Contador suspended, doping charges rock cycling

GEELONG, Australia, (Reuters) – Tour de France  winner Alberto Contador and the Tour of Spain runner-up Ezequiel  Mosquera were suspended for suspected doping yesterday in a  devastating blow to cycling’s battered image.

The suspensions set back the sport’s efforts to restore its  credibility after a string of high-profile drugs cases.
“It tugged at my heartstring when I heard the news (about   Contador). Such scandals don’t do the sport any good. Especially  for the sponsors, who try to avoid such bad publicity,” Francis  Lafargue, head of communications at Team Caisse d’Epargne, told  Reuters.

Contador, one of the biggest names in cycling, tested  positive for a “very small concentration” of a banned anabolic  agent and was provisionally suspended, the sport’s governing  body, the International Cycling Union (UCI), said.   It added in a statement that the Spaniard, who won his third  Tour this year, was tested during the second rest day of the  highest profile race in the cycling calendar. Contador, regarded as one of the sport’s greatest ever  riders, vehemently denied doping, telling a news conference that  contaminated meat was to blame for the positive result.

Shortly afterwards, the UCI revealed that Mosquera, second  in another of the sport’s blue riband races, the Tour of Spain,  had also tested for a banned substance which helps increase  blood volume delivering oxygen to the body.
His Xacobeo team mate and fellow-Spaniard, David Garcia Da  Pena, failed a test for the same substance, hydroxyethyl starch,  the UCI said.

Contador’s news, however, was by far the bigger blow to  cycling and its most famous race, with a second B test  confirming the presence of clenbuterol, a banned steroid.  “The rider, who had already put an end to his cycling season  before the result was known, was nevertheless formally and  provisionally suspended as is prescribed by the World  Anti-Doping Code,” the UCI statement said.

Contador, who is leaving Astana to join Bjarne Riis’s Saxo  Bank team next season said he was “sad and disappointed” and the  case was “a genuine mistake”.

“It’s such a small quantity that it’s impossible to ingest  or administer to yourself and in terms of performance, it  doesn’t help at all,” he said.

“I won’t allow something like this to ruin everything. It  won’t be easy but I don’t think it will affect me.”
Saxo Bank said in a statement: “It is Riis Cycling’s hope  that this case can be resolved in a orderly and timely fashion  as it is in the best interests of all parties involved that the  proper conclusions are drawn within a reasonable period of time.

“The team has had and will continue to have the position  that cheating of any form will not be tolerated.”

Clenbuterol can be abused by athletes to strip fat and  enhance muscle size and can have short-term stimulant effects  including increasing aerobic capacity, blood pressure and  alertness.
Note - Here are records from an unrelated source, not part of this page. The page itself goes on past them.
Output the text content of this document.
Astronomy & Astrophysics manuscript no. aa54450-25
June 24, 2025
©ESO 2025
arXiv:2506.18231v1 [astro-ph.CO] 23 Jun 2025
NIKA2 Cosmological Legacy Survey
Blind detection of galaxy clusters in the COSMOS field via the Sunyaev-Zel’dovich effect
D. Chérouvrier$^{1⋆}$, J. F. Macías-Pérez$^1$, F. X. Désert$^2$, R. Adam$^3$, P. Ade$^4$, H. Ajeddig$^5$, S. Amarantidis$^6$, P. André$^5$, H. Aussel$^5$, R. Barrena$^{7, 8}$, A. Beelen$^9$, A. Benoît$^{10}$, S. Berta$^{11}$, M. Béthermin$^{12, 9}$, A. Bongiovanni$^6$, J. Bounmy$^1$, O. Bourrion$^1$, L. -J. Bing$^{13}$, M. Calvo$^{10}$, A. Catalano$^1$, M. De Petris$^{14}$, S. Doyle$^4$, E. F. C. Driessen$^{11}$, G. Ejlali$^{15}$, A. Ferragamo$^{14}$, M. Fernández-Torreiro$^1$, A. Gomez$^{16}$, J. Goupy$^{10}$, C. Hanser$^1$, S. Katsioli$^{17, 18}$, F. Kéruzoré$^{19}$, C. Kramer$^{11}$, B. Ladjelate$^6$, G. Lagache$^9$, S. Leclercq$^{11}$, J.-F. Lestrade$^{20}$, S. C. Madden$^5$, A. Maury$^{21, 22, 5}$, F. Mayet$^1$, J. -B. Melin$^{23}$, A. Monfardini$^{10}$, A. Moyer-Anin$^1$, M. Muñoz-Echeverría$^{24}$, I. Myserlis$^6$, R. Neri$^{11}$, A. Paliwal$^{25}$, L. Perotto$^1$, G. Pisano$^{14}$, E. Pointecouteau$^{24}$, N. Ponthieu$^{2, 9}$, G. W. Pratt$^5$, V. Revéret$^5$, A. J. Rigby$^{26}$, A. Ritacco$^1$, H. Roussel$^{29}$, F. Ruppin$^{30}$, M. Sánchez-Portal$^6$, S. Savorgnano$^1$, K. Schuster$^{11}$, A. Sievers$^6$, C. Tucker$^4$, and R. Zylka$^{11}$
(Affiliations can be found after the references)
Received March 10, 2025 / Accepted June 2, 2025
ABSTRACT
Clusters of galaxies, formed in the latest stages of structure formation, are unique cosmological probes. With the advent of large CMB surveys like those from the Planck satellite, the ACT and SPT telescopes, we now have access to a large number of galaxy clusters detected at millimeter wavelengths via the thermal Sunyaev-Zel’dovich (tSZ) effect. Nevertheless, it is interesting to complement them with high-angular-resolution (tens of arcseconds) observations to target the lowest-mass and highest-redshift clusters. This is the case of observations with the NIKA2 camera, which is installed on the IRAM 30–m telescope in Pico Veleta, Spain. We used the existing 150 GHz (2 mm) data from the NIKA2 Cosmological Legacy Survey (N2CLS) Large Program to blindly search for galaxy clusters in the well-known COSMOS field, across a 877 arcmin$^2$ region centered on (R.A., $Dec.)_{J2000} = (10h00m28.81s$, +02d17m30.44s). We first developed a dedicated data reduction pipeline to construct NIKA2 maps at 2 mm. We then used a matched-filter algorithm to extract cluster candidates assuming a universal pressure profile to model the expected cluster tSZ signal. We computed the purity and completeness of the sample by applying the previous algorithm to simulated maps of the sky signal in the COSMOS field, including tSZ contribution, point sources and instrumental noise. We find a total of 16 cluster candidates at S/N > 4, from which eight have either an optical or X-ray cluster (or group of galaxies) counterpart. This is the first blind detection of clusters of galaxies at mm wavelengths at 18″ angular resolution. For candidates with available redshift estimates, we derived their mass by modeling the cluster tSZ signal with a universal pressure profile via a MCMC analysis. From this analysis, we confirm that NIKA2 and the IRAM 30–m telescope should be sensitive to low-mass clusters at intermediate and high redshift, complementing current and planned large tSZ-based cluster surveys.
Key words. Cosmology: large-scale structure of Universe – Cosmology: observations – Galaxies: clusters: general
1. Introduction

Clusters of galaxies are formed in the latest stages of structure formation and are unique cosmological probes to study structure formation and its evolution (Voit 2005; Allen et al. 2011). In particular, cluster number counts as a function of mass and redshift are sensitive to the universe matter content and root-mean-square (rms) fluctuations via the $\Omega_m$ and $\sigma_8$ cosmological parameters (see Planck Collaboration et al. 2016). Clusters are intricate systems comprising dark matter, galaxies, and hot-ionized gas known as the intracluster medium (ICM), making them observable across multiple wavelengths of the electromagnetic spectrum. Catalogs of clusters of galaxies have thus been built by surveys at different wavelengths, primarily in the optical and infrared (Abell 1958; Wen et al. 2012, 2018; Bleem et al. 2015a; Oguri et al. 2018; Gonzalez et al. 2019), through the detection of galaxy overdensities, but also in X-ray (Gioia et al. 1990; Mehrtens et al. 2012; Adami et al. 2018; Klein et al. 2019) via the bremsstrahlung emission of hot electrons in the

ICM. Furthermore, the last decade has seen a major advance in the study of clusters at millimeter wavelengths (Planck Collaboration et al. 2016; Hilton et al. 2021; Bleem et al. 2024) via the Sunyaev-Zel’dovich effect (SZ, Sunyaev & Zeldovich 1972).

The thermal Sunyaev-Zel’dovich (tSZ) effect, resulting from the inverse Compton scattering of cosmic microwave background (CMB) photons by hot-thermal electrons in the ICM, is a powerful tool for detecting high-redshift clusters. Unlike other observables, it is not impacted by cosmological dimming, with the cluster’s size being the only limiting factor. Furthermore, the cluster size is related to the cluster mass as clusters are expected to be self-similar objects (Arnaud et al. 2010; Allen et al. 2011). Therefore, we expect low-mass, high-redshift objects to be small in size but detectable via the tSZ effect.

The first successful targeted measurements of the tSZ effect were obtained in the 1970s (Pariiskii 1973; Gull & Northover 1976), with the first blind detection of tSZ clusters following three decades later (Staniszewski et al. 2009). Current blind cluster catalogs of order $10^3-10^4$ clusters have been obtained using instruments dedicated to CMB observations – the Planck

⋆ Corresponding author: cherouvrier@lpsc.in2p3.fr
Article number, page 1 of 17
It has led to bans for cyclists in the past.

The concentration in Contador’s A test was “400 time(s) less  than what the antidoping laboratories accredited by (World  Anti-Doping Agency) WADA must be able to detect,” the UCI said  in a statement.

“In view of this very small concentration and in  consultation with WADA, the UCI immediately had the proper  results management proceedings conducted including the analysis  of B sample that confirmed the first result.”

The case would require “further scientific investigation”  before any conclusion could be drawn and could take some time,  the statement added. On a dark day for world cycling, a source close to an  investigation in Italy said police found 50 unidentified tablets  at the home of Italian cyclist Riccardo Ricco during a probe  into doping. He was not under formal investigation, the source  said.

The finding clearly puts 27-year-old Contador’s Tour de  France victory in July with Kazakh-funded Astana under a cloud  and threatens to leave an indelible stain on the Spaniard, who  also won the 2007 and 2009 Tours.

“Sincerely I am not worried that people will doubt my result  at the Tour de France as in this quantity (the substance) is  insignificant when trying for any kind of improvement,” Contador  said. The Contador and Tour of Spain findings have cast a pall  over the road world championships in Australia’s port city of  Geelong this week.

The Spanish team at the championships, where the men’s time  trial world title was being decided on Thursday, declined to  comment.

Floyd Landis, the 2006 Tour de France winner whose victory  was later shown to be drugs-fuelled, has claimed that the sport  is riddled with doping and that its highest-profile rider,  seven-times Tour winner Lance Armstrong, has also cheated.      Armstrong has consistently denied this and never failed a  doping test.